1 of 5 people found the following review helpful
Excellent introduction to Linux forensics, ideal for those starting out or Windows centric examiner who is curious about Linux,
This review is from: UNIX and Linux Forensic Analysis DVD Toolkit (Paperback)
The first few chapters leads the reader gently into appreciating the differences between Windows and *nix based nomenclature. There are a number of practical tools covered which would assist any Windows investigator to perform post forensic analysis. The tools needed to get the job done on *nix boxes are covered more than adequately. Chapter 4 introduces the reader to some practical advice on triage and live data analysis, there are some useful practical exercises using search techniques and the author shares his experience offering some good practical advice on narrowing the search to relevant areas of investigation. Chapter 5 provides some of the best examples I have seen of the "top 10 hacking" tools covered. This should inspire any reader to appreciate how best to investigate against such "tools". This chapter inspires the reader to conduct their own research in a laboratory environment with just enough of a sweetener provided in the examples to encourage them to do so. Chapter 6 takes the reader on an insightful tour of the /proc filesystem highlighting some of the key areas an investigator needs to know in terms of live analysis and key areas for volatile data capture. There's small additional section on the sysfs which covers additional areas of interest relevant to the investigator. Included in this chapter is an insightful walkthru of an investigation further re-enforcing the ideas presented by the author. Chapter 7 guides the reader through the filesystem, highlighting key areas such as configuration files. The author also provides the reader with some inventive techniques for investigation. Although a short chapter it concisely provides enough detail to assist the reader in their investigations. Chapter 8 contains detailed instructions on the use and installation of anti-virus/malware software with a good overview provided by the author of Linux file permissions/security. The final appendix is a worthy addition providing a good overview of auditing and logging not just on *nix but includes, Windows, firewalls, router, IDS and IPS systems. It provides a complementary addition to the literature.

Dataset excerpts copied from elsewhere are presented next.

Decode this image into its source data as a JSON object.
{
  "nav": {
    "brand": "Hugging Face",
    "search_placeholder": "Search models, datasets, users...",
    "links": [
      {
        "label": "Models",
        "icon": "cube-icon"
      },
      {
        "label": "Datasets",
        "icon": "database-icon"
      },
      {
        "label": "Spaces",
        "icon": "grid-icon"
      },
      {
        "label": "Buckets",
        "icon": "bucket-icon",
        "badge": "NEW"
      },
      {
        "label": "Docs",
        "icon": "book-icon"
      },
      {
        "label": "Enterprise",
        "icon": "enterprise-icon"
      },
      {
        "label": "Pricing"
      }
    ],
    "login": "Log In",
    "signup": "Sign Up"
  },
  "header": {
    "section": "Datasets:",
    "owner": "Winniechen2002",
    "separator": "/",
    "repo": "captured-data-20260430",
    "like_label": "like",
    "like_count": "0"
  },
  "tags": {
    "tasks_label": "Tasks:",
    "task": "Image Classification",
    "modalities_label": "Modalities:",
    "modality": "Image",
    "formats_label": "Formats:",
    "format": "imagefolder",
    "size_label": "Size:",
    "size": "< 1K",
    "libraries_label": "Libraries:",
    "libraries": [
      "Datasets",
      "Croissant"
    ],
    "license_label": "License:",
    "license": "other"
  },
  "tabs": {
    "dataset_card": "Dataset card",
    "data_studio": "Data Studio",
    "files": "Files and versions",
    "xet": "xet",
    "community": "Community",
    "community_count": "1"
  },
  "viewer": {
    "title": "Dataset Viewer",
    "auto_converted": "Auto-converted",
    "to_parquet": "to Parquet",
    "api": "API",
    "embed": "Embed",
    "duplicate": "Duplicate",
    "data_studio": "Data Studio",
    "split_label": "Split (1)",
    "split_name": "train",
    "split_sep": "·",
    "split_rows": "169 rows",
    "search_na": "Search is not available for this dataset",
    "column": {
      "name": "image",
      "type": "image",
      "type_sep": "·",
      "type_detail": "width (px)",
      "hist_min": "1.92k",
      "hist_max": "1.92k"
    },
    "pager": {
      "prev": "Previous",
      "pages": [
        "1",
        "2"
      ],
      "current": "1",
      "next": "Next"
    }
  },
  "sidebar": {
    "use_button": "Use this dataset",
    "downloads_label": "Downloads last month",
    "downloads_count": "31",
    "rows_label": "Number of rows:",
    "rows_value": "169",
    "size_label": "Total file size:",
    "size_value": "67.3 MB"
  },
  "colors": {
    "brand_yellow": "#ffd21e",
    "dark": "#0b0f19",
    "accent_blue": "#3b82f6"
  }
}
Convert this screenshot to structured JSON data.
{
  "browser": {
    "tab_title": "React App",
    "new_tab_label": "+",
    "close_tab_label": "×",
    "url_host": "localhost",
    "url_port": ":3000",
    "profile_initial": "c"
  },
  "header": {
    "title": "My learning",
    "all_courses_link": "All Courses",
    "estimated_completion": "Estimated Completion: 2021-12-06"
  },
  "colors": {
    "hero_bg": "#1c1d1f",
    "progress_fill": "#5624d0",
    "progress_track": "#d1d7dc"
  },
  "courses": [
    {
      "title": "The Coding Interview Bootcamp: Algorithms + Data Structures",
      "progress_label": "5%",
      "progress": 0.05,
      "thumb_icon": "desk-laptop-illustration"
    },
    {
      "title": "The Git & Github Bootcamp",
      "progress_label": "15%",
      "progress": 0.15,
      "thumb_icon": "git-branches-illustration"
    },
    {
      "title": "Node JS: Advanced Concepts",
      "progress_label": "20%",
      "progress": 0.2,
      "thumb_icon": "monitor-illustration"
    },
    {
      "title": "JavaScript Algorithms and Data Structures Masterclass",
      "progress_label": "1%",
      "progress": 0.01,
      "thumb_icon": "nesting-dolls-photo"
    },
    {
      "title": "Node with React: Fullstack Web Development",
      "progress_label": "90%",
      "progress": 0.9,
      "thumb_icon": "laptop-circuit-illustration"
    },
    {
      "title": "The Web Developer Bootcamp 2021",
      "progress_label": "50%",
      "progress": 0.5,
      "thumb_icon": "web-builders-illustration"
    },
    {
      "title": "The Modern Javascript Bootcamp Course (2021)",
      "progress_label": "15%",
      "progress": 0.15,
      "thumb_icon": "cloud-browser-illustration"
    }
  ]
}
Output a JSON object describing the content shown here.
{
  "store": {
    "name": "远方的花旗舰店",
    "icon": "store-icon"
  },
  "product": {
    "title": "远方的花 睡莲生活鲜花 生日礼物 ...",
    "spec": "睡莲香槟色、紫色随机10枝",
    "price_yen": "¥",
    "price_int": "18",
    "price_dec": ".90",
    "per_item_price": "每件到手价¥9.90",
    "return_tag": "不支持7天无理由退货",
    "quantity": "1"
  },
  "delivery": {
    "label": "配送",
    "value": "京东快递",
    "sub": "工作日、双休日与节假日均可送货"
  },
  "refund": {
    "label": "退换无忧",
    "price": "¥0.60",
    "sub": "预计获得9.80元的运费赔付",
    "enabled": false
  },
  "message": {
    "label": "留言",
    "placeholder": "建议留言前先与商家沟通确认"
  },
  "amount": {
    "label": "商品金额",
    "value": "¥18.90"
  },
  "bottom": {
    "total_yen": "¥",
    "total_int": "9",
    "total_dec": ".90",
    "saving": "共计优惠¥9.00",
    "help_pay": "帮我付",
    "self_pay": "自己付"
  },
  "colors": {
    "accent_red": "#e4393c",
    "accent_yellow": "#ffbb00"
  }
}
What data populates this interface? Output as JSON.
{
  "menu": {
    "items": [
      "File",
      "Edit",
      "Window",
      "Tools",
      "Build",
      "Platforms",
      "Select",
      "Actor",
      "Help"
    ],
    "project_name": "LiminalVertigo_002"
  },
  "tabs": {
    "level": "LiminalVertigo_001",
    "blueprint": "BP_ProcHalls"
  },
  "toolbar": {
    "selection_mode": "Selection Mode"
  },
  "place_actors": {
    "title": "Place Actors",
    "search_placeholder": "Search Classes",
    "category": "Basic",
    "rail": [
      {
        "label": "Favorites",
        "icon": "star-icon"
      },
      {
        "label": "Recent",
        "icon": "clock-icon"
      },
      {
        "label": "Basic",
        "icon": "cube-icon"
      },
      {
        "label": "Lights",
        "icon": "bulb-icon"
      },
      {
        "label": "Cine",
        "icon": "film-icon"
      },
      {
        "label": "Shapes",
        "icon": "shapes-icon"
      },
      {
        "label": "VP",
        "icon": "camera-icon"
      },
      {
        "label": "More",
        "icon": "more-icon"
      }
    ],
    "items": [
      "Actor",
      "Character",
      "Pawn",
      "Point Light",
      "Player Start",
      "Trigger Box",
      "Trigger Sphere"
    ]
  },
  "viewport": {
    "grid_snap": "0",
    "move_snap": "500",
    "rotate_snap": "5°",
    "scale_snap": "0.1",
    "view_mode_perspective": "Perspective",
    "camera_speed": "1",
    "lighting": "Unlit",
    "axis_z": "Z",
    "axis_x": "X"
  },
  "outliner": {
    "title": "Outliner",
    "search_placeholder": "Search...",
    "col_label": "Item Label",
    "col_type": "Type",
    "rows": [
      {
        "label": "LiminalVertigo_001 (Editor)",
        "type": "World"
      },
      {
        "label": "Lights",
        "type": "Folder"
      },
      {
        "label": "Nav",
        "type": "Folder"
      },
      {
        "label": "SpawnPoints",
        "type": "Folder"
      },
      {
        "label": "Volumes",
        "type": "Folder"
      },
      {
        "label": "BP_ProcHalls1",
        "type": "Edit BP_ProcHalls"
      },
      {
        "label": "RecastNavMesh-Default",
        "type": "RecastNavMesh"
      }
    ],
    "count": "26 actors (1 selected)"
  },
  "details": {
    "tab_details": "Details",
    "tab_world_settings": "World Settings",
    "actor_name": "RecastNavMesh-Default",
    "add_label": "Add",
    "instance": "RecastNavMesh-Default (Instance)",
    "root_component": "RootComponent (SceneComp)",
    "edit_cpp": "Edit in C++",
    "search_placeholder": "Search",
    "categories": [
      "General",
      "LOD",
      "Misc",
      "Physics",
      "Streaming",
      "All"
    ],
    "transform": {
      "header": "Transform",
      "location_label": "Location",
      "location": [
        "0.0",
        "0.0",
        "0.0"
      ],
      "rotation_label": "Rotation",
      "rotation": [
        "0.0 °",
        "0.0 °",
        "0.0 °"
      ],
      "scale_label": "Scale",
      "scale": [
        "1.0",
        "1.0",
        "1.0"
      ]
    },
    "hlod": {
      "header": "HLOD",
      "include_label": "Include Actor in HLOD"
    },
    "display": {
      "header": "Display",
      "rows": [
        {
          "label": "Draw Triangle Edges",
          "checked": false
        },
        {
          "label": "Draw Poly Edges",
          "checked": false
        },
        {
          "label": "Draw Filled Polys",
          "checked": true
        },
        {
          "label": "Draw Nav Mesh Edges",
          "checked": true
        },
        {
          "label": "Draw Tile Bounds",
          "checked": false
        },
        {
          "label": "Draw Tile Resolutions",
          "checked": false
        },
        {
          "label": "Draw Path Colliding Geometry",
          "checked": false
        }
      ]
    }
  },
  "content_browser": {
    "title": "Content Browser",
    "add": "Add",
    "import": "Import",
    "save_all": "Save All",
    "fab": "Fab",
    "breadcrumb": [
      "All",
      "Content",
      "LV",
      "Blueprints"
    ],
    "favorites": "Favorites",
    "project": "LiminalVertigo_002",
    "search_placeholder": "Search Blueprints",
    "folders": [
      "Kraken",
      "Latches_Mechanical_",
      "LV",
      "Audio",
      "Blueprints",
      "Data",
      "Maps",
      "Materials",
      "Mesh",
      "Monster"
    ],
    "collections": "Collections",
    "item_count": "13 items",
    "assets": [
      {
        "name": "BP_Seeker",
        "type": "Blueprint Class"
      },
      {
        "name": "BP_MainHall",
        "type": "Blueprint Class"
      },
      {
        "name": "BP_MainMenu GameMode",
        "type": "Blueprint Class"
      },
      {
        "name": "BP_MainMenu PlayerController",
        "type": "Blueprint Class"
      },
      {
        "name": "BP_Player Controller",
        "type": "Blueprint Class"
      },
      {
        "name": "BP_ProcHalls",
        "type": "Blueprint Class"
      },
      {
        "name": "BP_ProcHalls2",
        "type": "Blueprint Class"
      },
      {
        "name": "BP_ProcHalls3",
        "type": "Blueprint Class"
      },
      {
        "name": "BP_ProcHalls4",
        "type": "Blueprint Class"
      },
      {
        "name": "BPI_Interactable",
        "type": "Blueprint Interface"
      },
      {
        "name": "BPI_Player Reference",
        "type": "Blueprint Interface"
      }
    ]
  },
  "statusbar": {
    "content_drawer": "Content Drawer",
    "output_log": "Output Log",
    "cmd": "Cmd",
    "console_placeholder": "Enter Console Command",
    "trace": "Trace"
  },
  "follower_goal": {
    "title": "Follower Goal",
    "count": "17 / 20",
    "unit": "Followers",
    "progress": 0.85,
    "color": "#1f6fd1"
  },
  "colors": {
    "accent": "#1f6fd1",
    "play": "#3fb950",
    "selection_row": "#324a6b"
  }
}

The author has sought to introduce the reader to a very wide subject area, which considering the diversity of Unices is a brave and audacious move. It is quite amazing how much the author has managed to cover and condense into only 8 chapters and an appendix. The authors clearly have a vast amount of forensic experience especially with regard to incident response, providing practical and sound advice to the reader. There are a number of other sources hinted at by the authors which shows thorough research benefiting this literature and ultimately the reader. This book provides the reader with a perfect introduction to UNIX and Linux Forensic Analysis, additional it should also benefit forensic investigators from the Windows centric world in grasping some of the power available with Linux and Open Source tools. This should allow the reader to complement their own arsenal of investigation tools and techniques with a complementary set of Linux forensic CDs and methodology. This is a book I would heartily recommend to experienced computer forensic examiners and those starting out. Especially to those investigators more used to the Windows environment. The book is clearly an introduction and hints at more to come. I very much look forward to reading more material from the authors covering more advanced topics in their next book. The final paragraph of the synopsis clearly says it all.